赤と黄。秋の色。風に揺られてひらひらと舞い落ちるそれらを見つめ、リュシアンは良いことを思いついたと口元を緩ませた。
「はい、兄さん! お土産です!」
当たり前のように家に上がり込んだ自称弟(扉を開けないと何時間でも待っている)にルーナは深いため息をついた。意気揚々と彼が持ち込んだのは真っ赤な紅葉と鮮やかな黄色の銀杏の葉だ。一枚や二枚ではなく抱えて持つ量のそれらを、いったい自分にどうしろと言うのかルーナには見当もつかない。
「いらん」
「そんな! 綺麗でしょう!?」
すげなく言うルーナにリュシアンは驚愕の表情を見せる。喜ばれないとは微塵も思っていなかった顔だ。眉を八の字に下げて立ち尽くすリュシアンをソファに座ったままルーナは見上げる。
「どこから拾ってきたのか知らないが……」
「あっ、ちゃんと地面に落ちる前にキャッチしたから汚れてませんよ!」
「なんだその無駄な身体能力」
一変今度は得意げに胸を張るリュシアンにルーナは「騒がしい男だ」と呆れて息を吐く。褒めて褒めてと言わんばかりの顔はまるで投げた枝を拾ってきた犬だ。なんの役にも立たない落ち葉を集めて期待に満ちた目で差し出してきたときも、リュシアンは主人に撫でられたい犬がそうするように目を輝かせていた。

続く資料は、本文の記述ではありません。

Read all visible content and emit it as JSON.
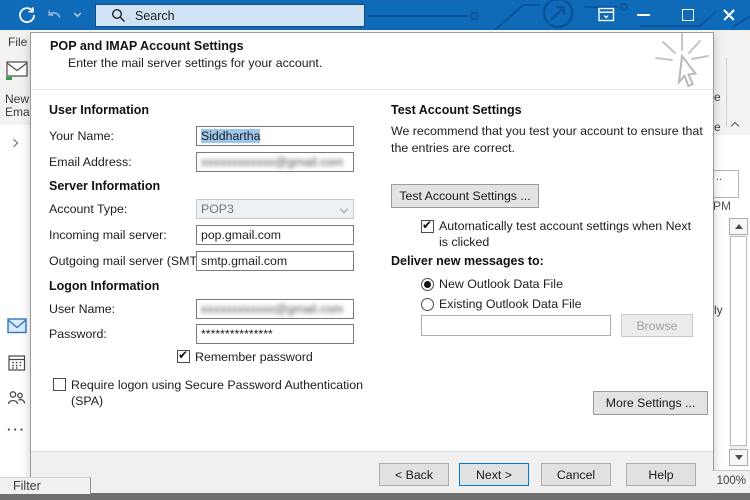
{
  "colors": {
    "titlebar": "#0f6ab8",
    "accent": "#0078d7",
    "selection": "#9cc7ea"
  },
  "titlebar": {
    "search_placeholder": "Search"
  },
  "background": {
    "file_tab": "File",
    "new_email_line1": "New",
    "new_email_line2": "Email",
    "nav_more": "···",
    "status_filter": "Filter",
    "status_zoom": "100%",
    "ribbon_cut_text_1": "e",
    "ribbon_cut_text_2": "e",
    "avatar_dots": "..",
    "list_time": "PM",
    "list_cut_text": "ly"
  },
  "dialog": {
    "title": "POP and IMAP Account Settings",
    "subtitle": "Enter the mail server settings for your account.",
    "user_info": {
      "heading": "User Information",
      "your_name_label": "Your Name:",
      "your_name_value": "Siddhartha",
      "email_label": "Email Address:",
      "email_value_blurred": "xxxxxxxxxxxx@gmail.com"
    },
    "server_info": {
      "heading": "Server Information",
      "account_type_label": "Account Type:",
      "account_type_value": "POP3",
      "incoming_label": "Incoming mail server:",
      "incoming_value": "pop.gmail.com",
      "outgoing_label": "Outgoing mail server (SMTP):",
      "outgoing_value": "smtp.gmail.com"
    },
    "logon_info": {
      "heading": "Logon Information",
      "username_label": "User Name:",
      "username_value_blurred": "xxxxxxxxxxxx@gmail.com",
      "password_label": "Password:",
      "password_value": "***************",
      "remember_password_label": "Remember password",
      "spa_label": "Require logon using Secure Password Authentication (SPA)"
    },
    "test_settings": {
      "heading": "Test Account Settings",
      "description": "We recommend that you test your account to ensure that the entries are correct.",
      "test_button_label": "Test Account Settings ...",
      "auto_test_label": "Automatically test account settings when Next is clicked"
    },
    "deliver": {
      "heading": "Deliver new messages to:",
      "option_new": "New Outlook Data File",
      "option_existing": "Existing Outlook Data File",
      "path_value": "",
      "browse_button_label": "Browse"
    },
    "more_settings_label": "More Settings ...",
    "buttons": {
      "back": "< Back",
      "next": "Next >",
      "cancel": "Cancel",
      "help": "Help"
    }
  }
}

「とにかく、もううちの庭でいいから捨てろ。中に持ち込むな」
「そんなぁ……綺麗だから兄さんに見せたかったのに……」
しょんぼりと垂れて見える犬の耳は幻覚だろう。とぼとぼと玄関に向かうリュシアンの腕から銀杏の葉が一枚ひらりと落ちる。リュシアンはそれに気付かぬまま外へと出ていった。
「……」
ルーナはすっと落ちた葉を拾い上げると、指でくるりと一回転させる。アヒルの足のように広がる葉には虫食いひとつなく、手の中のそれは確かに美しい秋の色をしている。リュシアンが「綺麗だから見せたい」と言ったのも頷けた。だがしかし。
「やり方が子供か」
当人曰く子供の頃から”兄”という存在を求めていたらしいリュシアンは、ときに幼い子供が家族にするような言動をとるのだ。立派な成人男性である彼がそうするアンバランスさがリュシアンをより奇妙な男に見せた。ルーナはこの男との付き合い方を決めかねていた。避けることは簡単だ。しかしリュシアンはルーナを──”兄の偶像”を求めて一体何をしでかすか、想像もつかない。
「……はぁ」
ひとまず、すぐ戻ってくるであろう男をどうやったら大人しく家に帰すことが出来るだろうか。ルーナはこの日何回目かも分からぬ嘆息をもらした。